24 May 2017 · 5 min read

FY18 US Defense Budget

Not as radical a departure from Obama as the headlines suggest

President Trump released his first full US Defense Budget yesterday. It requests a base budget of $574bn for FY18, and $65bn in Overseas Contingency Operations funding (OCO), making a total request of $639bn (as shown in the chart below). This would be a 3% increase year on year, and it is 3% higher than Obama requested for FY18. Whilst I acknowledge that the market environment looks better for the defence industry under the Republicans compared to the Democrats, I think the headlines this morning are focusing on the bullish rhetoric rather than understanding the nuances of the numbers. This budget is positive for the overall trajectory of defence spending and there is clearly going to be a focus on providing good equipment for troops, However, most of the uplift is consumed by higher troop costs and the Budget Control Act means there is uncertainty over whether this budget will ever come to fruition. In today’s blog I examine what I consider to be the three key questions; what has changed in this budget from Obama’s plans? Where will the extra money be spent? And how likely is it that the proposed budget is enacted by Congress?

US base defence budget and Overseas Contingency Operations funding ($m) FY01 – FY22 (Source: FY17 DoD Green Book & FY18 Budget materials)

How does President Trump’s budget compare to Obama’s?

To understand how the Trump budget compares to Mr Obama’s plans, the most relevant comparison is to the projection for FY18 in the last budget submitted by the Obama administration. The net increase in Trump’s base budget is $17.8bn, or 3%. There can be no comparison for the OCO spending because Obama had not made a projection for FY18. However, Trump’s requested $65bn would be the highest amount spent on OCO since FY14 when the Afghanistan campaign was coming to an end. Both Obama and Trump’s budget plans were above the $549bn base budget cap set by the 2011 Budget Control Act.

Where will the extra money be spent?

FY18 Defense Budget request by line compared to Obama’s (Source: FY17 DoD Green Book & FY18 Budget materials)

Of the additional $17.8bn dollars, 45% is consumer by higher military personnel costs and Operation & Maintenance (O&M) costs. Much of this is due to decisions made on force levels in the FY17 budget enacted by Congress last April. It was agreed to increase the Army’s end strength by 3.5% to 476,000, compared to Mr Obama’s plan of 460,000. Mr Obama then wanted Army end strength to fall to 450,000 but this budget suggests troop number may rise again in the future. Increased wages and accommodation costs are accounted for in the Military Personnel line, but these forces also require training and support which increases demand on the O&M budget. The largest percentage increase is in Research Development Testing and Evaluation, up 10% or by $7.6bn. Procurement is slightly down, by -0.2%, however this is a 12% increase on FY17 outlays so the increase there has already happened as illustrated by the graph below showing DoD outlays on procurement month on month.
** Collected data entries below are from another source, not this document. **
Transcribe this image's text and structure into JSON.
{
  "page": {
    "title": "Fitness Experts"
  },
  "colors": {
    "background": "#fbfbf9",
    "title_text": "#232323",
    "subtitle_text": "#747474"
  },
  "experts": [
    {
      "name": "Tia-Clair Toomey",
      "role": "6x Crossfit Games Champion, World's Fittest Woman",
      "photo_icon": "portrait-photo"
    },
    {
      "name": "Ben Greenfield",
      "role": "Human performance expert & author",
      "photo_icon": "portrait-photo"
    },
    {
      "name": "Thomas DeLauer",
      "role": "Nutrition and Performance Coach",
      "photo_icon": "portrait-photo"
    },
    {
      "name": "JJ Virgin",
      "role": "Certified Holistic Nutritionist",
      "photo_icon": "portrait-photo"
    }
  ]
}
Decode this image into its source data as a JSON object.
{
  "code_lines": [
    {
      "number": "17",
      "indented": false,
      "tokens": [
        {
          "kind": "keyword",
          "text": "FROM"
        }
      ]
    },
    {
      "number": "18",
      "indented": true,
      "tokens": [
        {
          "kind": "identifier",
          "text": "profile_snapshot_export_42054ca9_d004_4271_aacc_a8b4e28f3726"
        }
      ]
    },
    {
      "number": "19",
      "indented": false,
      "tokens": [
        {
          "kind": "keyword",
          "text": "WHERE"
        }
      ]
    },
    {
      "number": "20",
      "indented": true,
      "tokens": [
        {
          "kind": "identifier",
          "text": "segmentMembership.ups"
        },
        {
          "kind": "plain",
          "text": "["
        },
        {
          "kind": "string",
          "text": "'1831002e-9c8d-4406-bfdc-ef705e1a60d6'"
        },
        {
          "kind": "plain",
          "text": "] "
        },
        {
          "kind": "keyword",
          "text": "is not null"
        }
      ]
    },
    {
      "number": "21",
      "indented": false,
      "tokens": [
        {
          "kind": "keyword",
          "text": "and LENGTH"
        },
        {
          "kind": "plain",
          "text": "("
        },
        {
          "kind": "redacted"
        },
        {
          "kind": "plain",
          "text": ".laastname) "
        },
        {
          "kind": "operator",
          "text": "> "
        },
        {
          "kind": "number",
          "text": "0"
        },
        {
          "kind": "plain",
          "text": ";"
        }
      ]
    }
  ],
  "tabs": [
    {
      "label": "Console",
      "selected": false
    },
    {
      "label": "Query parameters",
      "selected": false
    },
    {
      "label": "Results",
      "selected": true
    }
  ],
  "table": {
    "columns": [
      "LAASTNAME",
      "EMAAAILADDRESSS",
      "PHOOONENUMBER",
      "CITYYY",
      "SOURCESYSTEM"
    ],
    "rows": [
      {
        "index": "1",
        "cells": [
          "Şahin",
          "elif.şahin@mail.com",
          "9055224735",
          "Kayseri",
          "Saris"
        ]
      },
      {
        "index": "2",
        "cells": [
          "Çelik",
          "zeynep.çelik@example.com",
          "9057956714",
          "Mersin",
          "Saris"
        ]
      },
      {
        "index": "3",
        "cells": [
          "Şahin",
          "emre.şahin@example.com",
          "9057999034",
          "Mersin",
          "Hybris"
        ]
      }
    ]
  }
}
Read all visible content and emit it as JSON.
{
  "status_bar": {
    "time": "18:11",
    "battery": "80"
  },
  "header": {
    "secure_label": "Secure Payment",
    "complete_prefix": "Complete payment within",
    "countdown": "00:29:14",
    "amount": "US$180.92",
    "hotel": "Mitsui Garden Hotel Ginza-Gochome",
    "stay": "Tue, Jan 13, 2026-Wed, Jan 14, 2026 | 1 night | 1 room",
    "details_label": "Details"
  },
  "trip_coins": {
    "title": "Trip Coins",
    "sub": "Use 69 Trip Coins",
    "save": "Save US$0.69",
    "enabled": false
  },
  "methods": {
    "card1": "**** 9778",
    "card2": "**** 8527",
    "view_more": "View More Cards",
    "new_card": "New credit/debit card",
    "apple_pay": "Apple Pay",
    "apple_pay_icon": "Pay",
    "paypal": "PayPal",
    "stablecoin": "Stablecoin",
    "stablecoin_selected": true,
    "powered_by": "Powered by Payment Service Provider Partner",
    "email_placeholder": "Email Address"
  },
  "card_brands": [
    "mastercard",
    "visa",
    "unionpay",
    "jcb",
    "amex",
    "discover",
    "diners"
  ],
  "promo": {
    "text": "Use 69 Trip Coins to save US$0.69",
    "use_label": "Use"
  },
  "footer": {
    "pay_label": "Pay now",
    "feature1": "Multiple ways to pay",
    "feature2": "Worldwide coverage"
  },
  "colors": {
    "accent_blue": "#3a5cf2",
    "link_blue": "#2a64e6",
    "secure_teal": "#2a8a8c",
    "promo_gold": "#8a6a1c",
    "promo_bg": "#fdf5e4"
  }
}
DoD outlays on Procurement month on month ($m) (Source: Bloomberg)

Will this proposed budget be enacted by Congress?

The chart below shows that over the past five years, expectations for US defence spending have got lower almost every year due to Congress enacting a budget lower than that requested by the President. Putting aside the complication of the budget caps for a moment, Congress rarely enacts a budget at the level requested by the President, so it is likely that the overall spending number will be slightly lower. However, this outcome requires a resolution to the Sequester set in place by the 2011 Budget Control Act (BCA). Opinion in Washington is currently much divided on whether or not this will happen.  Modifying the BCA requires 60 votes in the Senate so Republicans needs some Democratic votes to enact change.

Presidential 5 year budget requests F12 – FY17 (covering FY12 – FY21) (US Budget materials)

The three previous deals to modify the caps have required every increased in the defence budget (including OCO) to be matched by an increased in non-defence spending. Given the size of President Trump’s requested increase for FY18 though, currently offset by cuts to non-defence spending, this does not look financially viable. Therefore we could see a compromise similar to that for FY17 where a smaller increase in the defence budget is allowed in return for flat non-defence spending. President Trump has firmly set out his stall though, saying in the budget introduction that it “fully reverses the defense sequester”. Whether Congress is in the mood to compromise though remains to be seen.